I look and see more stretch marks forming.

I sigh and hop into the shower.

"Willow, you're killing me, kid." I feel like crying.

Yes, I'm pregnant but I've never had many body issues and for me to have stretch marks and a huge stomach upsets me no matter how much I love what's coming from it all. My boobs even have stretch marks too, it's horrible and they got bigger and just keep getting bigger I think.

But something I need to remember is that Peeta still looks at me naked (when I let him) and still thinks I'm beautiful, so that has to say something about him or us.

I just can't wait to be somewhat smaller again and to be able to hold her in my arms.

I long for that day, maybe even more than I longed our wedding. I think that's because I knew we would get married eventually, the kid thing-I wasn't sure of. Well, I was sure of it but I was not sure when.

I hop out of the shower and wait on Peeta. He still hasn't brought me any towels. I start putting some lotion on my itchy belly and squeezing the excess water out of my hair and that's when I feel warmth being wrapped around me.

Peeta presses a kiss to my neck and my entire being feels even warmer.

"I got it from the dryer for you." He says softly, helping me wrap it closer around my body. I smile like an idiot, "Hurry up, brat."

And he leaves.

My wide smile dies into a soft, grin as I quickly dry off and get dressed, making small talk with Willow.

"You know you have the best Daddy in the whole world, don't you?" I tell her.

She fumbles a bit, I see her tiny feet hitting my skin. I press my hand to them and she kicks continuously. I can't help but giggle when she does it.

For someone who's not even born yet, she has so much personality and I love it. I am already so in love with her I can't stand it.
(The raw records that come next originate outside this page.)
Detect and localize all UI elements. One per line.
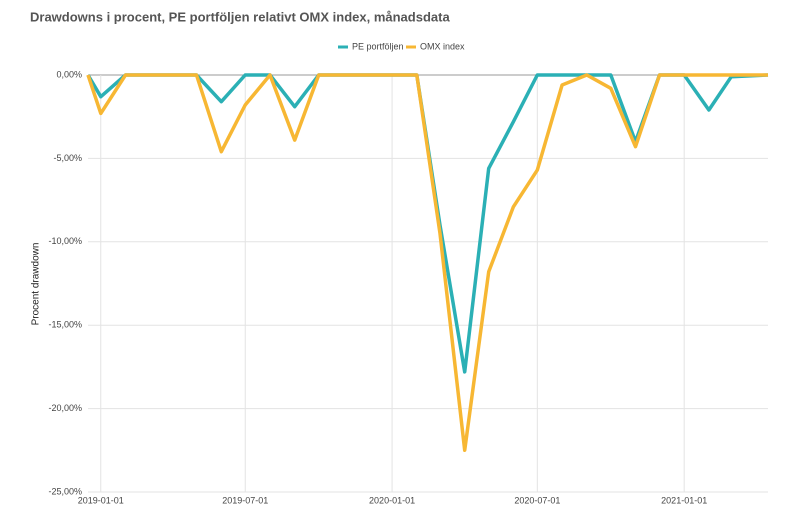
y-tick-label: -20,00% (48, 403, 82, 413)
series-line (86, 73, 769, 374)
x-tick-label: 2020-07-01 (514, 495, 560, 505)
y-axis-title: Procent drawdown (31, 243, 42, 326)
legend-label: PE portföljen (352, 41, 404, 51)
legend-label: OMX index (420, 41, 465, 51)
y-tick-label: -10,00% (48, 236, 82, 246)
chart-title: Drawdowns i procent, PE portföljen relat… (30, 9, 450, 24)
y-tick-label: -5,00% (53, 153, 82, 163)
x-tick-label: 2021-01-01 (661, 495, 707, 505)
x-tick-label: 2019-07-01 (222, 495, 268, 505)
y-tick-label: 0,00% (56, 69, 82, 79)
x-tick-label: 2019-01-01 (78, 495, 124, 505)
series-line (86, 73, 768, 453)
x-tick-label: 2020-01-01 (369, 495, 415, 505)
y-tick-label: -25,00% (48, 486, 82, 496)
y-tick-label: -15,00% (48, 320, 82, 330)
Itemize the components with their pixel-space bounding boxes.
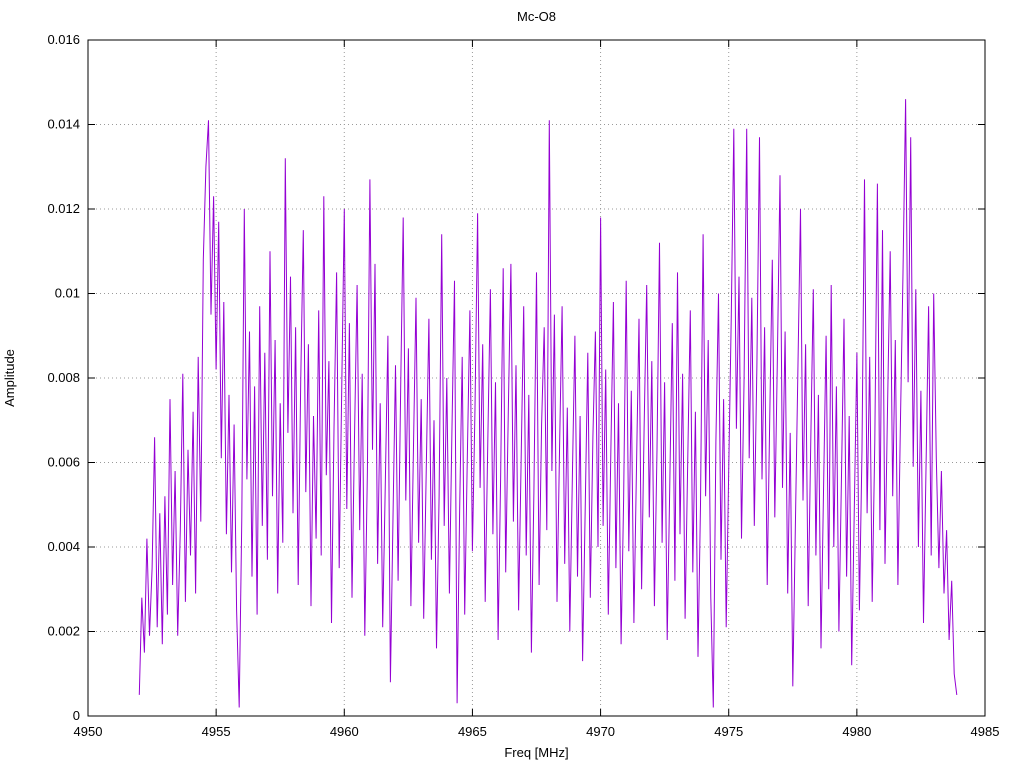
x-tick-label: 4960 — [330, 724, 359, 739]
y-tick-label: 0.004 — [47, 539, 80, 554]
y-tick-label: 0.012 — [47, 201, 80, 216]
y-tick-label: 0.01 — [55, 286, 80, 301]
series-line — [138, 99, 958, 708]
tick-labels: 4950 4955 4960 4965 4970 4975 4980 4985 0 0.002 0.… — [47, 32, 999, 739]
x-tick-label: 4955 — [202, 724, 231, 739]
y-axis-label: Amplitude — [2, 349, 17, 407]
y-tick-label: 0.008 — [47, 370, 80, 385]
chart-title: Mc-O8 — [517, 9, 556, 24]
y-tick-label: 0 — [73, 708, 80, 723]
x-tick-label: 4975 — [714, 724, 743, 739]
x-axis-label: Freq [MHz] — [504, 745, 568, 760]
plot-border — [87, 39, 986, 717]
x-tick-label: 4985 — [971, 724, 1000, 739]
y-tick-label: 0.014 — [47, 117, 80, 132]
y-tick-label: 0.016 — [47, 32, 80, 47]
x-tick-label: 4950 — [74, 724, 103, 739]
y-tick-label: 0.002 — [47, 624, 80, 639]
x-tick-label: 4965 — [458, 724, 487, 739]
x-tick-label: 4970 — [586, 724, 615, 739]
x-tick-label: 4980 — [842, 724, 871, 739]
y-tick-label: 0.006 — [47, 455, 80, 470]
It's literally like I told Finnick, months before we knew or I wanted to even try for a baby, that I am afraid of falling in love all over again. I mean it's like I'm falling love with Peeta again, in some weird, amazing way-with a piece of me in there. It's something only I can give him and same for me. I just have completely and utterly fell in love with her already.

I'm scared to death too.

It was extremely scary to get close to Peeta and I fell and fell fast and hard, same with Willow.

I wasn't lying when I said I was scared though. Everything I told Finnick was 100% true.

"I love you, baby girl. You better stay put tonight. I won't do much but please don't just decide to come yet, okay? Daddy and I don't need that tonight." I tell her.

I could see that happening.

I go back into labor tonight, while the town is drunk and busier than ever, when the hospital is probably packed anyways. It'd be our luck but I'm not planning on doing anything but sitting down anyways.